On Thu, 2010-11-11 at 16:00 +0000, Aaron Roberts wrote:

> The platform is not currently running production data and I have been testing the redundancy of the setup (pulling cables etc.).  All my servers are now logging the following messages every 1 minute or so:
> [2010-11-11 14:18:49.636327] I [afr-common.c:672:afr_lookup_done] datastore-replicate-0: split brain detected during lookup of /.
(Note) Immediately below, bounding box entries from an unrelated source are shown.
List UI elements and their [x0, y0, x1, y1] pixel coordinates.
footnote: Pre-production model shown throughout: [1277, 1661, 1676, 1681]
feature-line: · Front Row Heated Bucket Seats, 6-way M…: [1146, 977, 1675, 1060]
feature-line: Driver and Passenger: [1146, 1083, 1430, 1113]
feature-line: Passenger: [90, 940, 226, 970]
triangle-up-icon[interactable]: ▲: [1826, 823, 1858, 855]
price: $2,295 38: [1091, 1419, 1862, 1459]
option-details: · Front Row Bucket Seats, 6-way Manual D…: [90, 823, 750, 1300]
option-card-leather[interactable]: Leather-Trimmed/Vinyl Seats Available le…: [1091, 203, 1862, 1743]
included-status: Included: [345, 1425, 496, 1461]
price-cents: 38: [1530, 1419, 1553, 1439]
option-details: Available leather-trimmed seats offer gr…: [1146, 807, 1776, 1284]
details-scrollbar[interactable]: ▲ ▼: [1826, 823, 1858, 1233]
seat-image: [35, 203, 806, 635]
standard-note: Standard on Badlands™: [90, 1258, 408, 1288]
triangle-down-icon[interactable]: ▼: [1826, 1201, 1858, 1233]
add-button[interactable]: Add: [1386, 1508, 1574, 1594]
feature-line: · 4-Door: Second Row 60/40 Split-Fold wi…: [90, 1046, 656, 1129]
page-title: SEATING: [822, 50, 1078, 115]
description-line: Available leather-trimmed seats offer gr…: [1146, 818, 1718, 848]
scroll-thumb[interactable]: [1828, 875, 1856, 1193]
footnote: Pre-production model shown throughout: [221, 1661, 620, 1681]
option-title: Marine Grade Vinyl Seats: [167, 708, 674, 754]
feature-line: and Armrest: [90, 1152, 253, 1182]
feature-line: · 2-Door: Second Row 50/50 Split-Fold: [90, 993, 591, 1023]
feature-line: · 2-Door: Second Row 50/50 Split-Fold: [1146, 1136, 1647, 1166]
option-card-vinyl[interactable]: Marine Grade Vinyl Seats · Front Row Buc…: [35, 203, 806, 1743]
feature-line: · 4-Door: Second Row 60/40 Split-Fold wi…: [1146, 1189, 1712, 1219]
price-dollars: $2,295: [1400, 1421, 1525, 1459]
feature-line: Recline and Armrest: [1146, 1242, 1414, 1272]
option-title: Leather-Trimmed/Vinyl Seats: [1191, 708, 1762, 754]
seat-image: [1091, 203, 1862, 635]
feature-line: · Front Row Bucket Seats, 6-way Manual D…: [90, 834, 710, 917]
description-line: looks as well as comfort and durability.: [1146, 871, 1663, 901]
> [2010-11-11 14:18:49.636388] I [afr-common.c:716:afr_lookup_done] datastore-replicate-0: background  meta-data data self-heal triggered. path: /
> [2010-11-11 14:18:49.636863] E [afr-self-heal-metadata.c:524:afr_sh_metadata_fix] datastore-replicate-0: Unable to self-heal permissions/ownership of '/' (possible split-brain). Please fix the file on all backend volumes

Can you do a "getfattr -d -e hex -m trusted.afr $path" on the path for
each brick's root directory (server side)?  There seem to be a few
different ways for the split-brain flag to be set, all having to do with
the contents of these xattrs.  The solution might be to clear them, but
it would be good to see what the values are and have someone closer to
the AFR code than I am determine exactly which case we're in.